3- Le besoin de donner une place centrale au secteur privé rural non agricole dans les politiques nationales de lutte contre la pauvreté. L’expérience du PAMER confirme la possibilité de créer des entreprises rurales dynamiques relevant du secteur privé non agricole et apportant de la plus-value à la production locale, ce qui participe de façon durable à la réduction de la pauvreté. Il est donc important qu’un dialogue soit engagé au niveau des autorités nationales, régionales et locales pour d’une part encourager les micro-entreprises privées par des mesures incitatives et d’autre part, donner une priorité à la problématique de la micro-entreprise rurale dans les documents de stratégie comme les Cadres/ Documents Stratégiques de Lutte contre la Pauvreté et les Lettres de Politique de Développement Rural Décentralisé.

4- Le besoin d’établir un dialogue avec d’autres partenaires engagés dans les activités de développement rural et de réduction de la pauvreté comme la Banque Mondiale, le PNUD, l’USAID, la CE, la BAD, les ONG etc. Ceci permettra aux entreprises d’accéder à d’autres Services de Développement que les programmes d’appui aux entreprises ne peuvent pas offrir. Dans cette optique, la concertation des bailleurs de fonds en appui au secteur privé au Burkina, qui du reste est une initiative louable, nécessite plus de dynamisme et d’élargissement de son champ d’action au-delà de la PME/PMI pour chercher à pendre en compte la problématique de la micro-entreprise rurale.

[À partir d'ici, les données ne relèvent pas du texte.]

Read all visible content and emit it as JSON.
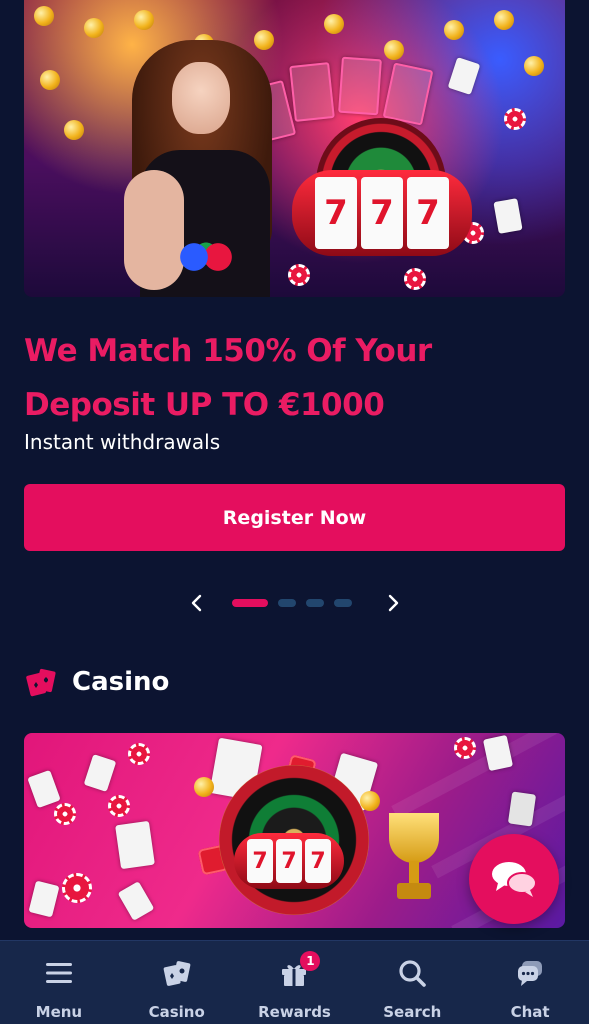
{
  "hero": {
    "title_line1": "We Match 150% Of Your",
    "title_line2": "Deposit UP TO €1000",
    "subtitle": "Instant withdrawals",
    "cta_label": "Register Now",
    "reel_symbol": "7"
  },
  "carousel": {
    "slide_count": 4,
    "active_index": 0
  },
  "casino_section": {
    "title": "Casino"
  },
  "colors": {
    "accent": "#e40e5e",
    "headline": "#ea1c63",
    "background": "#0c1431",
    "nav_background": "#17274a",
    "dot_inactive": "#22466e"
  },
  "bottom_nav": {
    "items": [
      {
        "label": "Menu",
        "icon": "menu-icon"
      },
      {
        "label": "Casino",
        "icon": "cards-icon"
      },
      {
        "label": "Rewards",
        "icon": "gift-icon",
        "badge": "1"
      },
      {
        "label": "Search",
        "icon": "search-icon"
      },
      {
        "label": "Chat",
        "icon": "chat-icon"
      }
    ]
  },
  "chat_fab": {
    "icon": "chat-bubbles-icon"
  }
}
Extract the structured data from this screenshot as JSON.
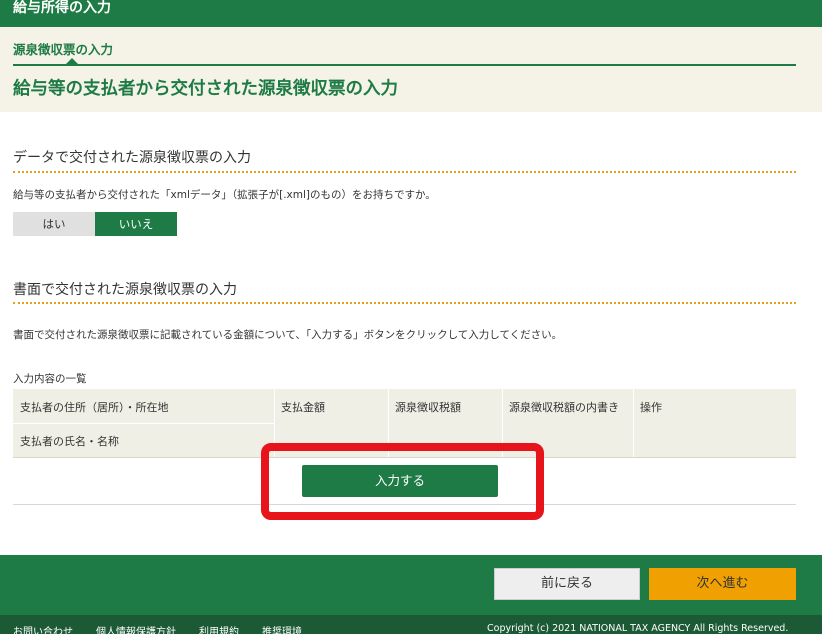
{
  "top_bar": {
    "title": "給与所得の入力"
  },
  "header": {
    "breadcrumb": "源泉徴収票の入力",
    "page_title": "給与等の支払者から交付された源泉徴収票の入力"
  },
  "section_data": {
    "title": "データで交付された源泉徴収票の入力",
    "question": "給与等の支払者から交付された「xmlデータ」（拡張子が[.xml]のもの）をお持ちですか。",
    "yes_label": "はい",
    "no_label": "いいえ",
    "selected": "いいえ"
  },
  "section_paper": {
    "title": "書面で交付された源泉徴収票の入力",
    "instruction": "書面で交付された源泉徴収票に記載されている金額について、「入力する」ボタンをクリックして入力してください。",
    "list_label": "入力内容の一覧",
    "table_headers": {
      "payer_address": "支払者の住所（居所）・所在地",
      "payer_name": "支払者の氏名・名称",
      "payment_amount": "支払金額",
      "withholding_tax": "源泉徴収税額",
      "withholding_breakdown": "源泉徴収税額の内書き",
      "operation": "操作"
    },
    "input_button": "入力する"
  },
  "nav": {
    "back_label": "前に戻る",
    "next_label": "次へ進む"
  },
  "footer": {
    "links": [
      "お問い合わせ",
      "個人情報保護方針",
      "利用規約",
      "推奨環境"
    ],
    "copyright": "Copyright (c) 2021 NATIONAL TAX AGENCY All Rights Reserved."
  },
  "colors": {
    "brand_green": "#1e7b45",
    "accent_orange": "#f0a000",
    "highlight_red": "#e8141b"
  }
}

5- Le besoin d’une réforme des politiques et des institutions en vue de les rendre plus favorables au monde rural dans l’objectif d’un développement plus soutenu du secteur rural non agricole comme stratégie d’accompagnement d’un processus naissant de diversification économique. Cela suppose d’abord la réforme des processus dans le sens de la mise en place des mécanismes qui permettent de saisir et d’intégrer les opinions des ruraux dans la réforme des politiques et des institutions. Rendre ces politiques et les institutions favorables aux ruraux (qui est aujourd’hui une demande sociale réelle) est le défi majeur à relever par les gouvernements, les bailleurs de fonds et le secteur privé pour une participation plus accrue de ce secteur non agricole au financement des collectivités locales. Il existe aujourd’hui un intérêt certain à investir dans le secteur de la micro-entreprise du fait de sa participation effective à la création de revenus et d’emplois d’une part et d’autre part, de par sa contribution aux recettes locales. A titre d’exemple et selon l’étude ECOLOG 2005 de Tenkodogo (chef-lieu de la province du BOULGOU au Centre-est du Burkina) plus de 70% des recettes locales proviennent du secteur informel composé essentiellement de micro-entreprises.

Le dialogue politique apparaît au vu des éléments ci-dessus, comme une composante importante pour accompagner les projets de type PAMER et interpelle les autorités au plus haut niveau. Les actions visées devront permettre d’améliorer les conditions-cadres (vu sous l’angle de l’infrastructure rurale, la réglementation, la fiscalité, la participation ....) pour une meilleure exécution des programmes d’appui à la micro-entreprise ou à la PME/PMI rurale. C’est en cela qu’il est important, pour les décideurs africains, d’être à l’écoute de ces préoccupations et de leur apporter des réponses adéquates en vue de créer plus de « valeurs ajoutées » pour les lignes de crédit mises à leur disposition par les bailleurs de fonds.